For eight days the vessels lay at anchor in Waiheke Passage, weather - bound. At last the fleet brought up off Wakatiwai, north of the Pukorokoro, a small stream which flows out into the mangrove-fringed gulf near the spot now known as Miranda. The Coastguards were boated ashore at Wakatiwai, and, cutting their way through bush and scrub, they reached the main ridge and marched along it towards the Pukorokoro, about six miles. In the meantime the gunboat steamed southward. From Wakatiwai a beautiful shelly beach extended nearly to Pukorokoro. This stretch of beach and the rising ground behind were thick with enemy rifle-pits, in two lines, extending over about a mile north and south. The Maoris had also blocked the mouth of the Pukorokoro with large limbs of pohutukawa trees. (The "Miranda" and "Sandfly" had reconnoitered Pukorokoro a fortnight previously, when three of the native villages were shelled.) The Coastguards, hurrying along the ridge, were just in time to see the Kingites retreating quickly across the creek in the direction of Waitakaruru and the Piako Swamp. The officer commanding the Coastguards (who had by this time been joined by the rest of the military force) obtained permission to lead the attack on the native village at Pukorokoro, which stood a short distance south of the stream. Doubling up past the Regulars and Militia, the bluejackets took the lead and crossed the creek. The Maoris made no stand, but quickly retreated along the narrow level belt between the mangroves and the hills for about two miles towards the Piako Swamp.
The Miranda Redoubt.
On the bluff above the creek-mouth the troops built a redoubt for 120 men. It was named the Miranda, after the warship. Major Mould commanded. Working detachments were sent out later along a route westward selected for a line of posts to the Waikato, and two redoubts, named the Esk and the Surrey, were constructed along the Miranda—Mangatawhiri line, linking up with the Queen's Redoubt.
The Esk Redoubt
This redoubt, for 150 men, named after H.M.S. “Esk,” was constructed at the end of November, 1863, by the force under Colonel Carey. Capt. Tighe commanded. It was situated on a commanding ridge between the Miranda post (Pukorokoro) and the Surrey Redoubt, south of Paparata, and formed one of the chain of redoubts from the Thames Gulf to the Waikato River. It was 4.5 km inland from Miranda and another 8.5 km to Surrey.
The Surrey Redoubt.
This redoubt, named after the regiment, was the command centre for the 70th Regiment. It was situated just above the Mangatangi Stream and overlooked an abandoned Maori village and extensive gardens. It was in line of sight and some 14 km to General Cameron’s command base at “Queens Redoubt” at Pokeno which was the end of the Great South Road at that time.
The purpose of these three Redoubts was to protect Cameron’s eastern flank and preventing opposing forces access to the Hunua and Wairoa Ranges.

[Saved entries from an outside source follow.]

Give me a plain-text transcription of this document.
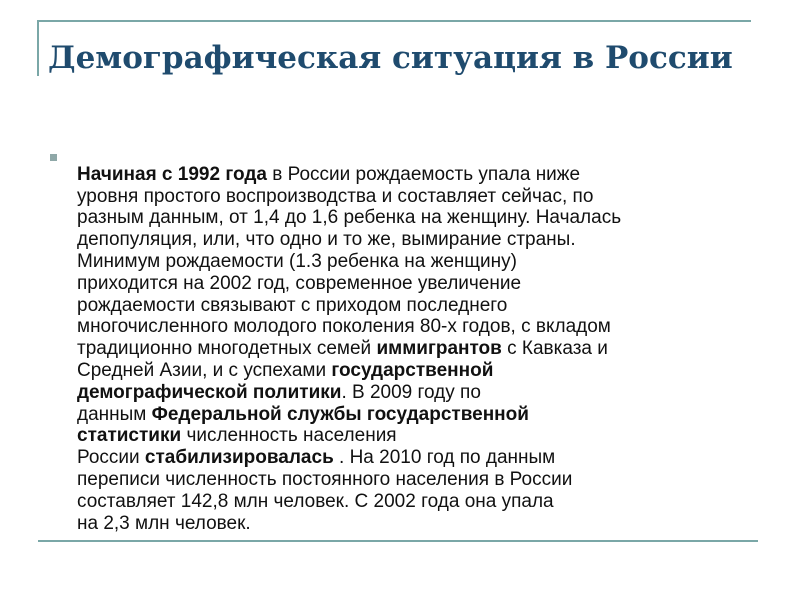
Демографическая ситуация в России

Начиная с 1992 года в России рождаемость упала ниже
уровня простого воспроизводства и составляет сейчас, по
разным данным, от 1,4 до 1,6 ребенка на женщину. Началась
депопуляция, или, что одно и то же, вымирание страны.
Минимум рождаемости (1.3 ребенка на женщину)
приходится на 2002 год, современное увеличение
рождаемости связывают с приходом последнего
многочисленного молодого поколения 80-х годов, с вкладом
традиционно многодетных семей иммигрантов с Кавказа и
Средней Азии, и с успехами государственной
демографической политики. В 2009 году по
данным Федеральной службы государственной
статистики численность населения
России стабилизировалась . На 2010 год по данным
переписи численность постоянного населения в России
составляет 142,8 млн человек. С 2002 года она упала
на 2,3 млн человек.
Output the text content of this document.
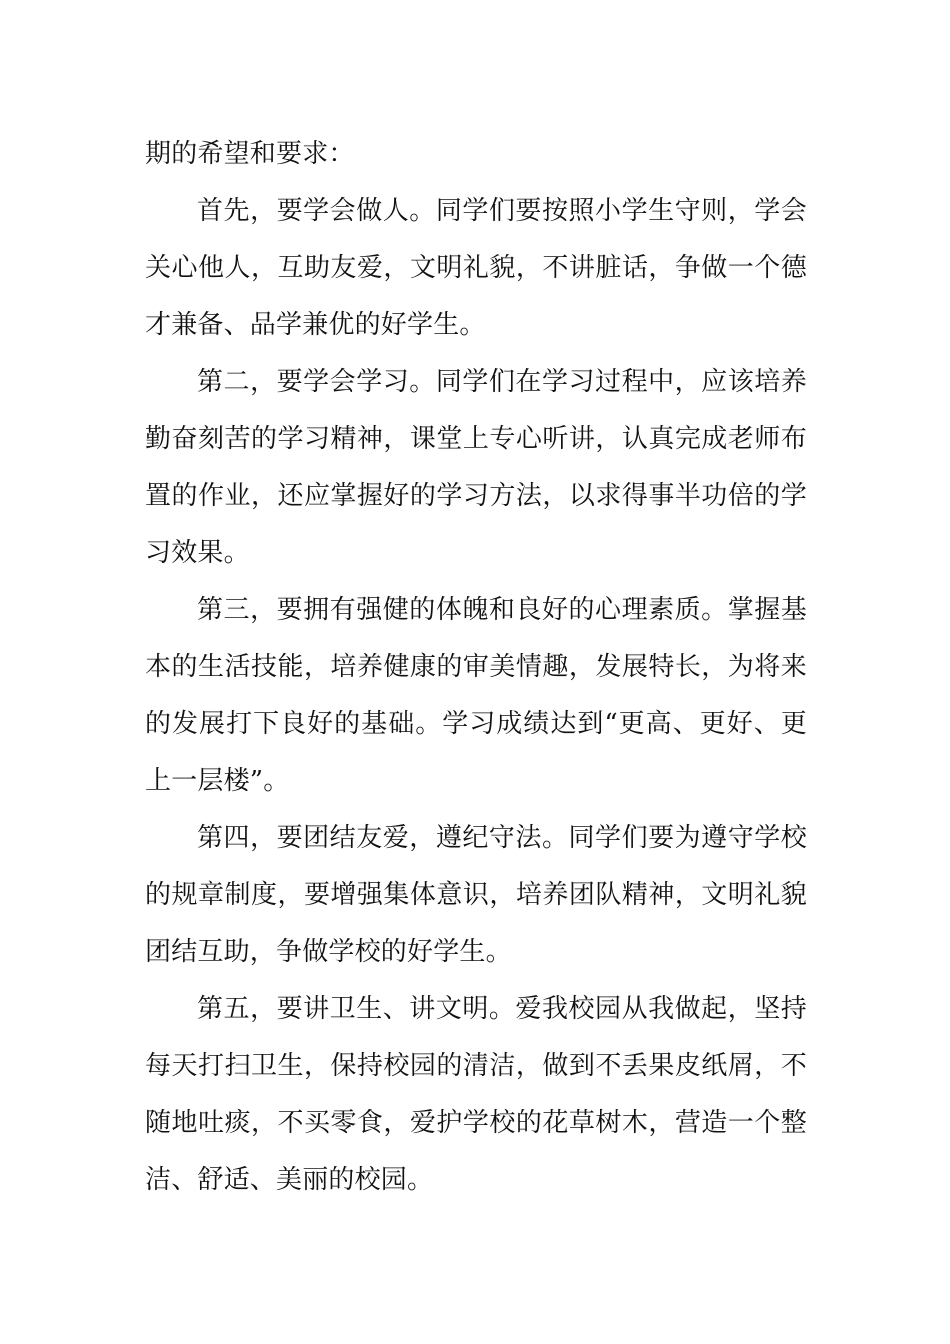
期的希望和要求：

首先，要学会做人。同学们要按照小学生守则，学会关心他人，互助友爱，文明礼貌，不讲脏话，争做一个德才兼备、品学兼优的好学生。

第二，要学会学习。同学们在学习过程中，应该培养勤奋刻苦的学习精神，课堂上专心听讲，认真完成老师布置的作业，还应掌握好的学习方法，以求得事半功倍的学习效果。

第三，要拥有强健的体魄和良好的心理素质。掌握基本的生活技能，培养健康的审美情趣，发展特长，为将来的发展打下良好的基础。学习成绩达到“更高、更好、更上一层楼”。

第四，要团结友爱，遵纪守法。同学们要为遵守学校的规章制度，要增强集体意识，培养团队精神，文明礼貌团结互助，争做学校的好学生。

第五，要讲卫生、讲文明。爱我校园从我做起，坚持每天打扫卫生，保持校园的清洁，做到不丢果皮纸屑，不随地吐痰，不买零食，爱护学校的花草树木，营造一个整洁、舒适、美丽的校园。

Significant forces in the ranges would have made the supply line of the Great South Road very vulnerable. Each redoubt contained around 150 troops of which roughly half were made up of the 70th regiment.
The Redoubts were sufficient deterrent as they saw no combat. Surrey and Esk were abandoned in April 1866 and Miranda approximately one year later.
The HMS ships Miranda and Esk were fully rigged ships, each approximately 60m in length and had single screw steam propulsion. An officer of the Esk was Captain Hamilton who lost his life at the Battle for Gate Pa, near Tauranga. The city of Hamilton carries his name.